Лёд

Виктория Лазарева
       Я открываю глаза.   
       Я сразу понимаю, что за окнами снег, что он электрически белый, словно едва заметно светящийся изнутри, и что снежинки хрупкой кружевной стеной заслоняют сейчас все городские пейзажи. Я понимаю, что утро наступило окончательно и полно, и что спать я больше не хочу, да и вряд ли смогла бы. Я понимаю и то, что сегодня – первый день нового года, который по-человечески я так и не встретила, и что уснула я слишком рано для праздника, но слишком поздно по обычным меркам… я понимаю даже, что я в квартире Гарольда, чёрт возьми!
       Я не могу понять одного: почему рядом со мной просыпается человек, о котором ещё вчера я знала только то, когда у него премьера в нашем театре. Ну, и конечно, что он – англичанин, что он знаменит, и что раньше – давным-давно – я втайне любовалась его фотографиями в журналах. 
       Он открывает глаза, и я быстро зажмуриваюсь, как от яркого света.  Я понимаю: между нами не было ничего такого, о чем можно подумать, проснувшись рядом. Но что вообще..?
- Доброе утро.
       Я открываю глаза. 
       Он улыбается – искренне, но как-то немного бледно. Глаза у него слишком яркого и чистого цвета, чтобы я могла заставить себя на них не смотреть. И я не просто смотрю, - рассматриваю. Цвет холодно-голубой, почти ледяной, но взгляд, тем не менее, кажется тёплым. 
       Я невольно возвращаю улыбку и слабо киваю. Кажется, он улавливает в моем выражении лица только тень узнавания.
- Ты помнишь, что было вчера? – осторожно спрашивает он.
       Сажусь, небрежно смахнув плед, потираю виски. Осматриваюсь.
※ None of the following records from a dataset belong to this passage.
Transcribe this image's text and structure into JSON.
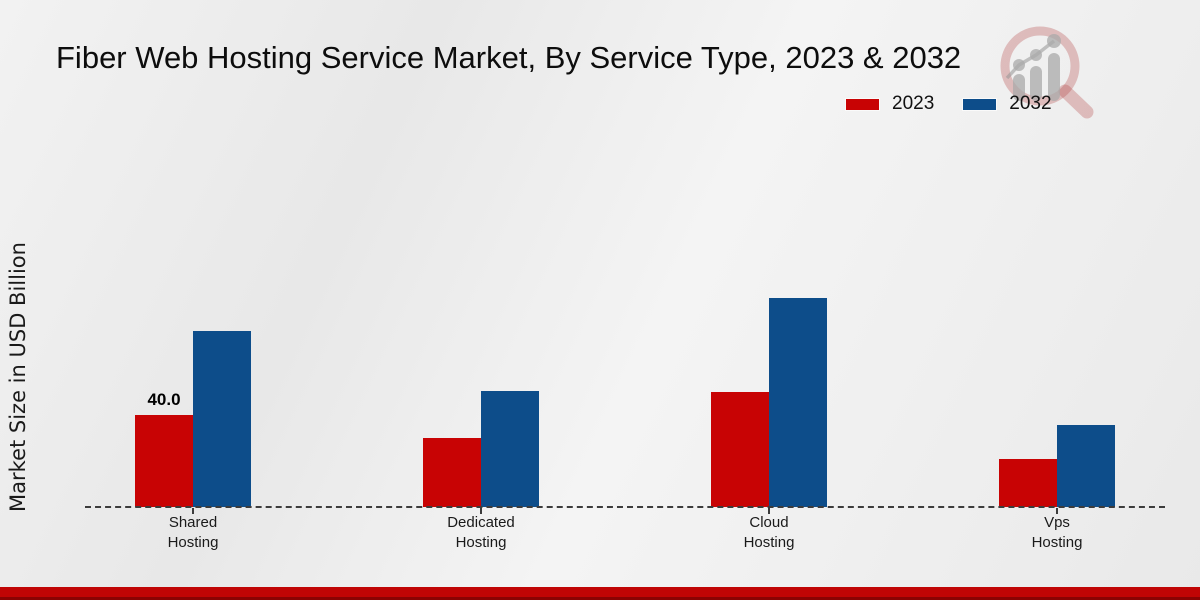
{
  "chart_data": {
    "type": "bar",
    "title": "Fiber Web Hosting Service Market, By Service Type, 2023 & 2032",
    "ylabel": "Market Size in USD Billion",
    "xlabel": "",
    "categories": [
      "Shared Hosting",
      "Dedicated Hosting",
      "Cloud Hosting",
      "Vps Hosting"
    ],
    "series": [
      {
        "name": "2023",
        "color": "#c80304",
        "values": [
          40.0,
          30.0,
          50.0,
          21.0
        ]
      },
      {
        "name": "2032",
        "color": "#0d4d8a",
        "values": [
          76.5,
          50.5,
          91.0,
          35.5
        ]
      }
    ],
    "annotations": [
      {
        "text": "40.0",
        "category_index": 0,
        "series_index": 0
      }
    ],
    "ylim": [
      0,
      100
    ],
    "grid": false,
    "y_axis_ticks_visible": false,
    "baseline_style": "dashed",
    "legend_position": "top-right"
  },
  "footer": {
    "color": "#c00505"
  },
  "icons": {
    "watermark": "magnifier-bar-chart-logo"
  }
}
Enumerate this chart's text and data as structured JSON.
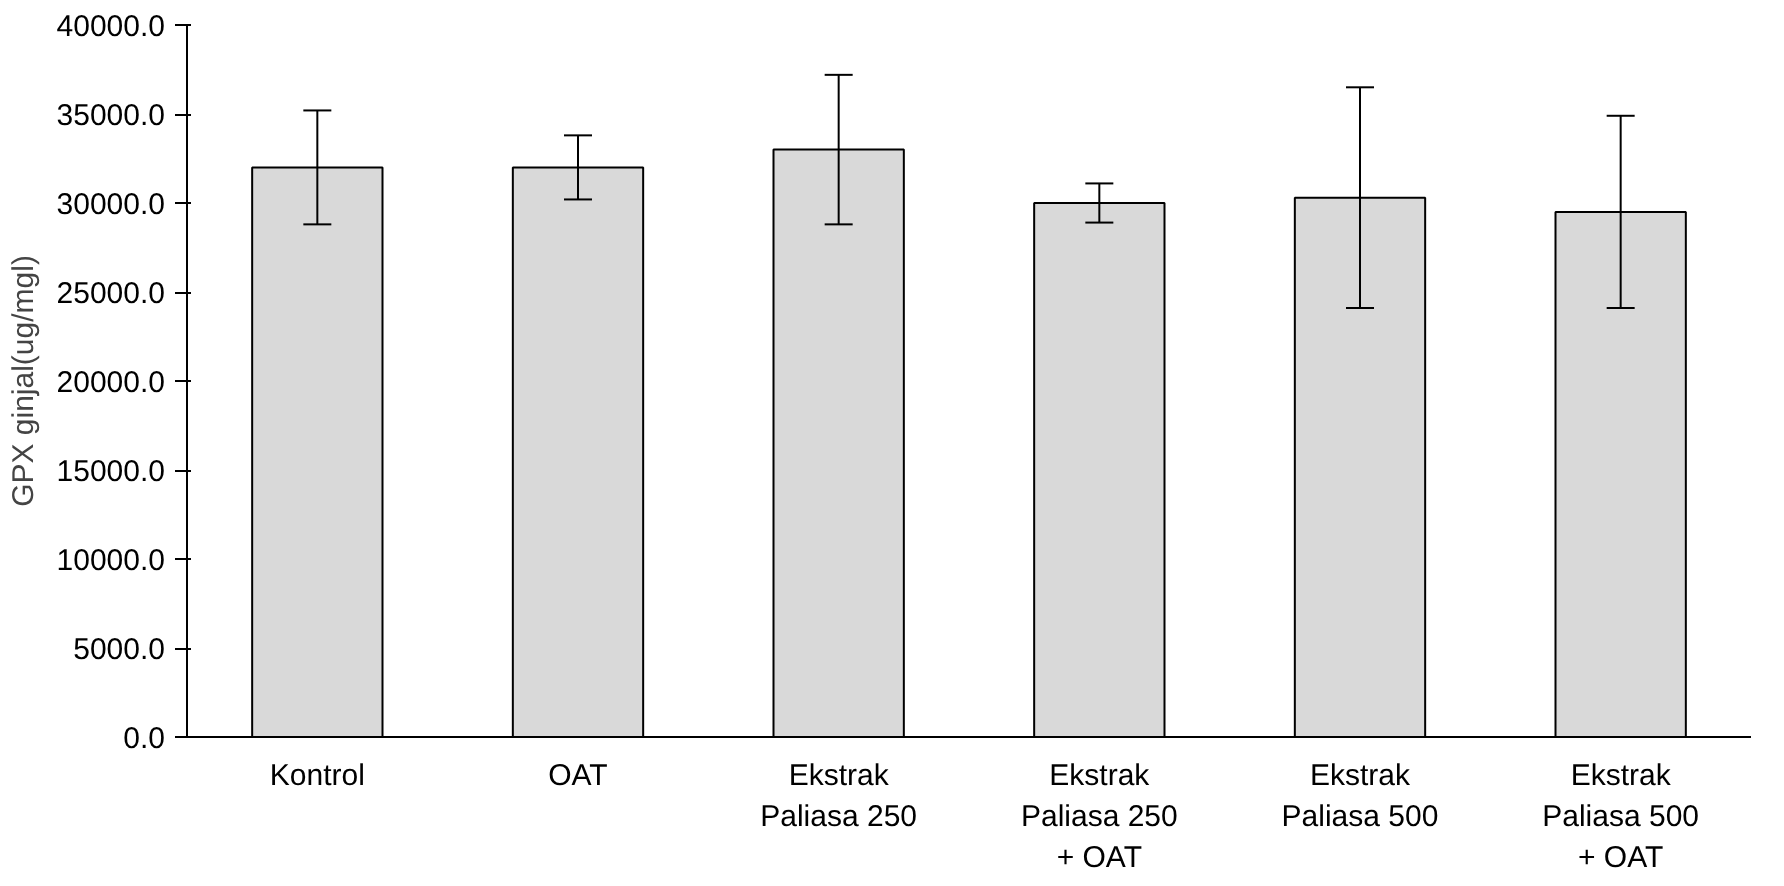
{
  "chart_data": {
    "type": "bar",
    "ylabel": "GPX ginjal(ug/mgl)",
    "categories": [
      "Kontrol",
      "OAT",
      "Ekstrak\nPaliasa 250",
      "Ekstrak\nPaliasa 250\n+ OAT",
      "Ekstrak\nPaliasa 500",
      "Ekstrak\nPaliasa 500\n+ OAT"
    ],
    "values": [
      32000,
      32000,
      33000,
      30000,
      30300,
      29500
    ],
    "errors": [
      3200,
      1800,
      4200,
      1100,
      6200,
      5400
    ],
    "color": "#d9d9d9",
    "ylim": [
      0,
      40000
    ],
    "yticks": [
      {
        "value": 0,
        "label": "0.0"
      },
      {
        "value": 5000,
        "label": "5000.0"
      },
      {
        "value": 10000,
        "label": "10000.0"
      },
      {
        "value": 15000,
        "label": "15000.0"
      },
      {
        "value": 20000,
        "label": "20000.0"
      },
      {
        "value": 25000,
        "label": "25000.0"
      },
      {
        "value": 30000,
        "label": "30000.0"
      },
      {
        "value": 35000,
        "label": "35000.0"
      },
      {
        "value": 40000,
        "label": "40000.0"
      }
    ],
    "grid": false
  }
}
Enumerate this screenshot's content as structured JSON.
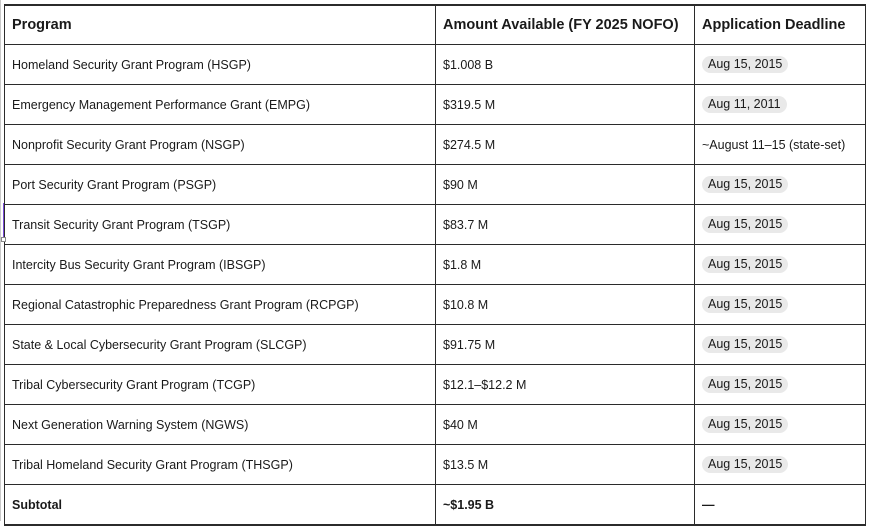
{
  "table": {
    "headers": {
      "program": "Program",
      "amount": "Amount Available (FY 2025 NOFO)",
      "deadline": "Application Deadline"
    },
    "rows": [
      {
        "program": "Homeland Security Grant Program (HSGP)",
        "amount": "$1.008 B",
        "deadline": "Aug 15, 2015",
        "chip": true
      },
      {
        "program": "Emergency Management Performance Grant (EMPG)",
        "amount": "$319.5 M",
        "deadline": "Aug 11, 2011",
        "chip": true
      },
      {
        "program": "Nonprofit Security Grant Program (NSGP)",
        "amount": "$274.5 M",
        "deadline": "~August 11–15 (state-set)",
        "chip": false
      },
      {
        "program": "Port Security Grant Program (PSGP)",
        "amount": "$90 M",
        "deadline": "Aug 15, 2015",
        "chip": true
      },
      {
        "program": "Transit Security Grant Program (TSGP)",
        "amount": "$83.7 M",
        "deadline": "Aug 15, 2015",
        "chip": true
      },
      {
        "program": "Intercity Bus Security Grant Program (IBSGP)",
        "amount": "$1.8 M",
        "deadline": "Aug 15, 2015",
        "chip": true
      },
      {
        "program": "Regional Catastrophic Preparedness Grant Program (RCPGP)",
        "amount": "$10.8 M",
        "deadline": "Aug 15, 2015",
        "chip": true
      },
      {
        "program": "State & Local Cybersecurity Grant Program (SLCGP)",
        "amount": "$91.75 M",
        "deadline": "Aug 15, 2015",
        "chip": true
      },
      {
        "program": "Tribal Cybersecurity Grant Program (TCGP)",
        "amount": "$12.1–$12.2 M",
        "deadline": "Aug 15, 2015",
        "chip": true
      },
      {
        "program": "Next Generation Warning System (NGWS)",
        "amount": "$40 M",
        "deadline": "Aug 15, 2015",
        "chip": true
      },
      {
        "program": "Tribal Homeland Security Grant Program (THSGP)",
        "amount": "$13.5 M",
        "deadline": "Aug 15, 2015",
        "chip": true
      }
    ],
    "subtotal": {
      "label": "Subtotal",
      "amount": "~$1.95 B",
      "deadline": "—"
    }
  },
  "colors": {
    "border": "#2b2b2b",
    "chip_background": "#e9e9e9",
    "cursor": "#7a4dd8"
  }
}
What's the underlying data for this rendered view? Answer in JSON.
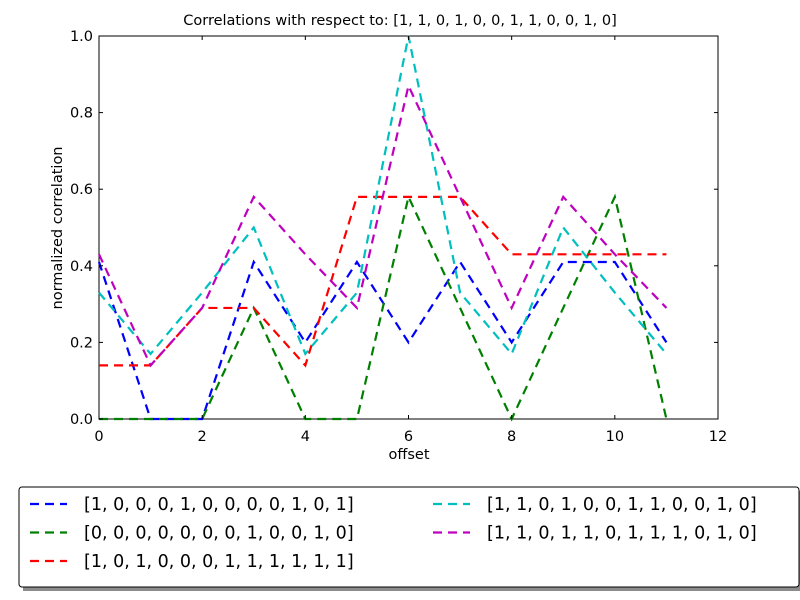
{
  "chart_data": {
    "type": "line",
    "title": "Correlations with respect to: [1, 1, 0, 1, 0, 0, 1, 1, 0, 0, 1, 0]",
    "xlabel": "offset",
    "ylabel": "normalized correlation",
    "xlim": [
      0,
      12
    ],
    "ylim": [
      0,
      1.0
    ],
    "xticks": [
      "0",
      "2",
      "4",
      "6",
      "8",
      "10",
      "12"
    ],
    "yticks": [
      "0.0",
      "0.2",
      "0.4",
      "0.6",
      "0.8",
      "1.0"
    ],
    "x": [
      0,
      1,
      2,
      3,
      4,
      5,
      6,
      7,
      8,
      9,
      10,
      11
    ],
    "grid": false,
    "legend_placement": "below",
    "series": [
      {
        "name": "[1, 0, 0, 0, 1, 0, 0, 0, 0, 1, 0, 1]",
        "color": "#0000ff",
        "values": [
          0.41,
          0.0,
          0.0,
          0.41,
          0.2,
          0.41,
          0.2,
          0.41,
          0.2,
          0.41,
          0.41,
          0.2
        ]
      },
      {
        "name": "[0, 0, 0, 0, 0, 0, 0, 1, 0, 0, 1, 0]",
        "color": "#008000",
        "values": [
          0.0,
          0.0,
          0.0,
          0.29,
          0.0,
          0.0,
          0.58,
          0.29,
          0.0,
          0.29,
          0.58,
          0.0
        ]
      },
      {
        "name": "[1, 0, 1, 0, 0, 0, 1, 1, 1, 1, 1, 1]",
        "color": "#ff0000",
        "values": [
          0.14,
          0.14,
          0.29,
          0.29,
          0.14,
          0.58,
          0.58,
          0.58,
          0.43,
          0.43,
          0.43,
          0.43
        ]
      },
      {
        "name": "[1, 1, 0, 1, 0, 0, 1, 1, 0, 0, 1, 0]",
        "color": "#00bfbf",
        "values": [
          0.33,
          0.17,
          0.33,
          0.5,
          0.17,
          0.33,
          1.0,
          0.33,
          0.17,
          0.5,
          0.33,
          0.17
        ]
      },
      {
        "name": "[1, 1, 0, 1, 1, 0, 1, 1, 1, 0, 1, 0]",
        "color": "#bf00bf",
        "values": [
          0.43,
          0.14,
          0.29,
          0.58,
          0.43,
          0.29,
          0.87,
          0.58,
          0.29,
          0.58,
          0.43,
          0.29
        ]
      }
    ]
  }
}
Да, так и есть, это квартира Гарольда, моего (вернее, судя по всему, нашего общего) знакомого по театру «Свобода». Следовательно, мы в Лондоне. Я смутно вспоминают аэропорт и спешку, но всё как в тумане… Одёргиваю рукава свитера, и замечаю, что один из них испачкан. Точно так же испачканы и джинсы на колене; плотная ткань немного порвана, и на ней видна засохшая кровь. Колено почти не болит – наверное, я просто упала, но когда?
- Толком не помню, - признаюсь я. – Мы спешили на вокзал… За нами… кто-то бежал?
       Он смотрит на меня, приподнявшись на локте, с напряжённым вниманием и чем-то похожим на беспокойство. Кивает и произносит всё так же осторожно:
- Твоя пьеса…
       Как ни странно, больше слов и не нужно. Всё за секунду становится на свои места. Моя пьеса, написанная для театра «Свобода». Вчерашняя утренняя премьера, запрещенная правительством моей страны. Приглашённые в гости артисты из нашего же театра в Англии. Облава прямо во время показа…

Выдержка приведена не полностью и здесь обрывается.